Friday, November 16, 2007

Eighteen

After that, things happened in a whirlwind fashion and I can't say I remember many of the specifics. I remember that he went to jail, but not for breaking the window or almost decapitating his daughter - but for Public Intoxication. I remember he bonded out of jail in four hours. I remember that we were separated for a few months.

I don't remember how I paid the bills, where he lived during the time, why I didn't get the hell out of Dodge while I had the chance, or what the circumstances were that brought us back together. All I do know, looking back now, is that was a mistake of epic proportions on my behalf. I guess I had a reason, though. Perhaps it was out of wanting to make sure my kids had a financially stable life and some resemblance to a family life. Just appearance-wise of course because we in no way resembled a family within the four walls of that sardine can of a two bedroom trailer.

We didn't in the years that followed, either. He never really was a part of normal family activities, holidays, or the mundane tasks of maintaining a home.
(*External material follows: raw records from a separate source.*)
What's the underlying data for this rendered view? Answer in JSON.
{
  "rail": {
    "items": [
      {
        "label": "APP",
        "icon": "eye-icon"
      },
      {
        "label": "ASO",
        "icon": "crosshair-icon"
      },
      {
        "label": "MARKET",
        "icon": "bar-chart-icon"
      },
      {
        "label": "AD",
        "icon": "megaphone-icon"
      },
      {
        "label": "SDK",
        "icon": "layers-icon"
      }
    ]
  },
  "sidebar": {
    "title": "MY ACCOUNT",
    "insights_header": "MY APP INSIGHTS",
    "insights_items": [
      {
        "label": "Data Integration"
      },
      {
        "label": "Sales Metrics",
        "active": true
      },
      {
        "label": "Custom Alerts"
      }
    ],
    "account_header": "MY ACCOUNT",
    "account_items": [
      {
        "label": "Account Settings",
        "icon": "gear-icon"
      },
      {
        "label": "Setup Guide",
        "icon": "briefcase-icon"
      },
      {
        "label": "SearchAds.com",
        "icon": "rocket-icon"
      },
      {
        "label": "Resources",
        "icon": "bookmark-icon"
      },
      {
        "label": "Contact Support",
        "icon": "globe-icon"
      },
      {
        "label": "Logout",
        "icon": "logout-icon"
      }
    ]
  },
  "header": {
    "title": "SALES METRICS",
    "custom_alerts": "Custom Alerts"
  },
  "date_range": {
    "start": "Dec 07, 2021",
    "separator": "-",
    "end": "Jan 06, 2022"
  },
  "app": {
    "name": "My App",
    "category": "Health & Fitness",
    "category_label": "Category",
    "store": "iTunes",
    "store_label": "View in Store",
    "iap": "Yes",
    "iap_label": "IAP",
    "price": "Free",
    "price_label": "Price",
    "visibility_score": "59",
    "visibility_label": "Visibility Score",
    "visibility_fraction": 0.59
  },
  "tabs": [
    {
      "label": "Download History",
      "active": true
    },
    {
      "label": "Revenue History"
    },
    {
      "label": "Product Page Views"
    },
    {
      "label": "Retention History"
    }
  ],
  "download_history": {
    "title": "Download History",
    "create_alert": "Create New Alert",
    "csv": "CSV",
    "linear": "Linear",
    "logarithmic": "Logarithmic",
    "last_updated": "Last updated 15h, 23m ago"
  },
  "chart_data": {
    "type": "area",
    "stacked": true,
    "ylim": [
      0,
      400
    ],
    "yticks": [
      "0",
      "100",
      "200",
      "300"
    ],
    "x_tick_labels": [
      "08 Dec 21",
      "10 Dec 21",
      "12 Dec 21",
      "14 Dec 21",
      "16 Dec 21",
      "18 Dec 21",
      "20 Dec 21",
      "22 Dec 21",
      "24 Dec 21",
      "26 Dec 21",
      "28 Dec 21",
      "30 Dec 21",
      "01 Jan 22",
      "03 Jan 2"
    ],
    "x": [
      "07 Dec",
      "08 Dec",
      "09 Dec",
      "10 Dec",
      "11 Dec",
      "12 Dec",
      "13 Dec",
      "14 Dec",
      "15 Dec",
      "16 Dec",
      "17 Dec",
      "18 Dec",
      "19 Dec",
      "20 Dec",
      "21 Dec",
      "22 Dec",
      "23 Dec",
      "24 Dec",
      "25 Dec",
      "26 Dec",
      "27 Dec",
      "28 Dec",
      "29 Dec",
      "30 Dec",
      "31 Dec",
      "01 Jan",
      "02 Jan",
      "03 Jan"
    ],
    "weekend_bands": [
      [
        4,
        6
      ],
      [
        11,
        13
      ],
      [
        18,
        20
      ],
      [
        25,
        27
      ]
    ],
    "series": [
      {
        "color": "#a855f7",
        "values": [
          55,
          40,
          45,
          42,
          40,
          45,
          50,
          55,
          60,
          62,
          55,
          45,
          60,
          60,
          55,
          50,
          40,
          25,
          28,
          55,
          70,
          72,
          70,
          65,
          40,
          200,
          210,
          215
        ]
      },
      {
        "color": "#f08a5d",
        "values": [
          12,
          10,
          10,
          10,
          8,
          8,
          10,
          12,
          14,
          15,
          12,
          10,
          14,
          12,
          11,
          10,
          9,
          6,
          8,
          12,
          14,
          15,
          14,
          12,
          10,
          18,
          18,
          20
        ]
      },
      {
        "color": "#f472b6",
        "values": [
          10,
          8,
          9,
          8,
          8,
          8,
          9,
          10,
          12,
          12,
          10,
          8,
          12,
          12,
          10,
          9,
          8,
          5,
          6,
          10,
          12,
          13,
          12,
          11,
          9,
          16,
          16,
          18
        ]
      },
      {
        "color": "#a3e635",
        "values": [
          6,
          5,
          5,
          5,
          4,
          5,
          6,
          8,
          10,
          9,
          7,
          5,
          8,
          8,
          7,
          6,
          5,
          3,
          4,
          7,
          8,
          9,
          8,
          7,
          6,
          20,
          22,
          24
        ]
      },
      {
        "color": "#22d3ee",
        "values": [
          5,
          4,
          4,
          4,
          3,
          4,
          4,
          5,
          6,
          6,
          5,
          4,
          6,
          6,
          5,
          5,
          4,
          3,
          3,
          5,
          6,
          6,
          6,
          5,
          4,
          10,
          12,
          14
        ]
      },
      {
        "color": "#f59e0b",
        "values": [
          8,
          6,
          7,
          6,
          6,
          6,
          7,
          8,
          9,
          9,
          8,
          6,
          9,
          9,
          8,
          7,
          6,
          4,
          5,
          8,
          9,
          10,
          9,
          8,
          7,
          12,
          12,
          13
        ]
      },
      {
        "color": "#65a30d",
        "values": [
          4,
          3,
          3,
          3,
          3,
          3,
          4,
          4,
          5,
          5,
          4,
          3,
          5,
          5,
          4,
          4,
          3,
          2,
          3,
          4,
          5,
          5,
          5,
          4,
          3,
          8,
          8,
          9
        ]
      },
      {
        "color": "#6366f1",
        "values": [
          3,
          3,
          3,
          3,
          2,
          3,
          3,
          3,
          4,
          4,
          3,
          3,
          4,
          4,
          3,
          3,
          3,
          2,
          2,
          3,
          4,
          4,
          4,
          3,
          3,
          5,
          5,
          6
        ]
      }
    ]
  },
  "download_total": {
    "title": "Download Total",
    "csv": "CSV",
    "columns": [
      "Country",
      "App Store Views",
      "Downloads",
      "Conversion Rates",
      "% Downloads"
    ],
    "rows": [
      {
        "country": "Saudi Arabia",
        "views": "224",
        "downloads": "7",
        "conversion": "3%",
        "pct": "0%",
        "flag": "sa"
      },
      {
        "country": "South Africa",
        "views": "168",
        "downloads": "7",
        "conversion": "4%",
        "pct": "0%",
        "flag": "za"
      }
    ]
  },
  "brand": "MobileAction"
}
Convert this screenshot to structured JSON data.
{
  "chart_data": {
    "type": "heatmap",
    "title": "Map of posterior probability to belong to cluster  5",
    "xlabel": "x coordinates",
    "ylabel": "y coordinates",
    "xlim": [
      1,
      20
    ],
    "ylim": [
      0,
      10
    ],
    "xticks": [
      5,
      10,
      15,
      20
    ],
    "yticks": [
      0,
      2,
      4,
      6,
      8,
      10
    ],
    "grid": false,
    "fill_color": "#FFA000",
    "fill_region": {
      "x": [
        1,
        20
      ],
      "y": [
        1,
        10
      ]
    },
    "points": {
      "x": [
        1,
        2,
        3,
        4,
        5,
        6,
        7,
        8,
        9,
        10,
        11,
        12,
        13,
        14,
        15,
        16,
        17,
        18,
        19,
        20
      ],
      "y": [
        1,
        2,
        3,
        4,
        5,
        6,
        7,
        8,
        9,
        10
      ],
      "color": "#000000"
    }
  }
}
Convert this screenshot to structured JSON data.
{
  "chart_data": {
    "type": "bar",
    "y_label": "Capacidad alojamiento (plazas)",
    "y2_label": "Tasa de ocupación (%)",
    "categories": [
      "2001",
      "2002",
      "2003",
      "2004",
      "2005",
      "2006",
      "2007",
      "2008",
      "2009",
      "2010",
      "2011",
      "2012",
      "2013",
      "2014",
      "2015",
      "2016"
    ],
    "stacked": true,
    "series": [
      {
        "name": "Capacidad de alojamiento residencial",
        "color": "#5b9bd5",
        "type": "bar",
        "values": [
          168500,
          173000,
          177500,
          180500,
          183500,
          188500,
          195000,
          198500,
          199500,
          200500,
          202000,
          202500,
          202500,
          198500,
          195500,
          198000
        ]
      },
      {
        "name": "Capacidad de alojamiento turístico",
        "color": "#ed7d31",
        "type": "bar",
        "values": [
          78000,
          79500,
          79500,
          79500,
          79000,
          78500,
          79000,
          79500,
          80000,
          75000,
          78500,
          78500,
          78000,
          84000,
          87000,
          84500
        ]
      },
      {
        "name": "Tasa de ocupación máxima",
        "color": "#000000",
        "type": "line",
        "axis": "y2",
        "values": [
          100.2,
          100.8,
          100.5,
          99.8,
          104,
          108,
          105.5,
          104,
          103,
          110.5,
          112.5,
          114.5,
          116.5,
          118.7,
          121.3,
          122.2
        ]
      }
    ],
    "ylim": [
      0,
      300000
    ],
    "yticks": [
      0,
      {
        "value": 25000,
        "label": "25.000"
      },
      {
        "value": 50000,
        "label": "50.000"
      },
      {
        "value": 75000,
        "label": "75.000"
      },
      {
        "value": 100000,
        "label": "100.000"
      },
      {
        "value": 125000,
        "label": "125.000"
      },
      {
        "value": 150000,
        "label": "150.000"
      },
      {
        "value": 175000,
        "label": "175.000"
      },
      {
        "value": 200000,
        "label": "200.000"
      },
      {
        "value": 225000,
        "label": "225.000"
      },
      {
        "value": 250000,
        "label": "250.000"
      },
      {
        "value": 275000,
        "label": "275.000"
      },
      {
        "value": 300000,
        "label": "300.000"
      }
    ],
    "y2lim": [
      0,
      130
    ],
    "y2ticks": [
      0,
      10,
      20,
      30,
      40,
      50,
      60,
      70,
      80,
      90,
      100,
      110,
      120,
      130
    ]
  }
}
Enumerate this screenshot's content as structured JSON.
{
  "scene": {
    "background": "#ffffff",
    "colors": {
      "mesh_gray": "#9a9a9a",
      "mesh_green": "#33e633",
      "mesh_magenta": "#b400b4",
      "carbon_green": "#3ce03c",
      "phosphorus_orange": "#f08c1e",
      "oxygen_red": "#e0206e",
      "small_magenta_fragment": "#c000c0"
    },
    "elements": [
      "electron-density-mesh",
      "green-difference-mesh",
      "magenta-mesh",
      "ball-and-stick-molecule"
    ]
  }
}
He didn't see the importance of birthday parties or Christmas presents or The Easter Bunny or anything else related to childhood. Had it not been for me, my kids would have lived an even more grim existence than they already had. I was the one that made sure they had Christmas and holidays and birthday parties. I went to all the school functions and played Mom and Dad when the situation arose. I did all of the child rearing. The only time he had anything to offer was to come down on them for something. If it wasn't negative, you can bet he didn't say it.

For holidays, he'd try to find a way to fucking up the day for the rest of us. He'd get pissed off over something ...anything...and set the somber tone for the day. Christmas Eve, he'd go out drinking and be still passed out on the couch come Christmas morning. Birthdays, he'd have to work late, thinking the celebrations were going to wait on him or what he would be missed. That he was somehow going to control our happiness and dictate how our days were going to pan out. That nothing could occur without his input, his blessing, or his ridicule. That he was not only Lord and Master - but also running the show.

It took us both a long time to realize that the only thing he was running was his mouth.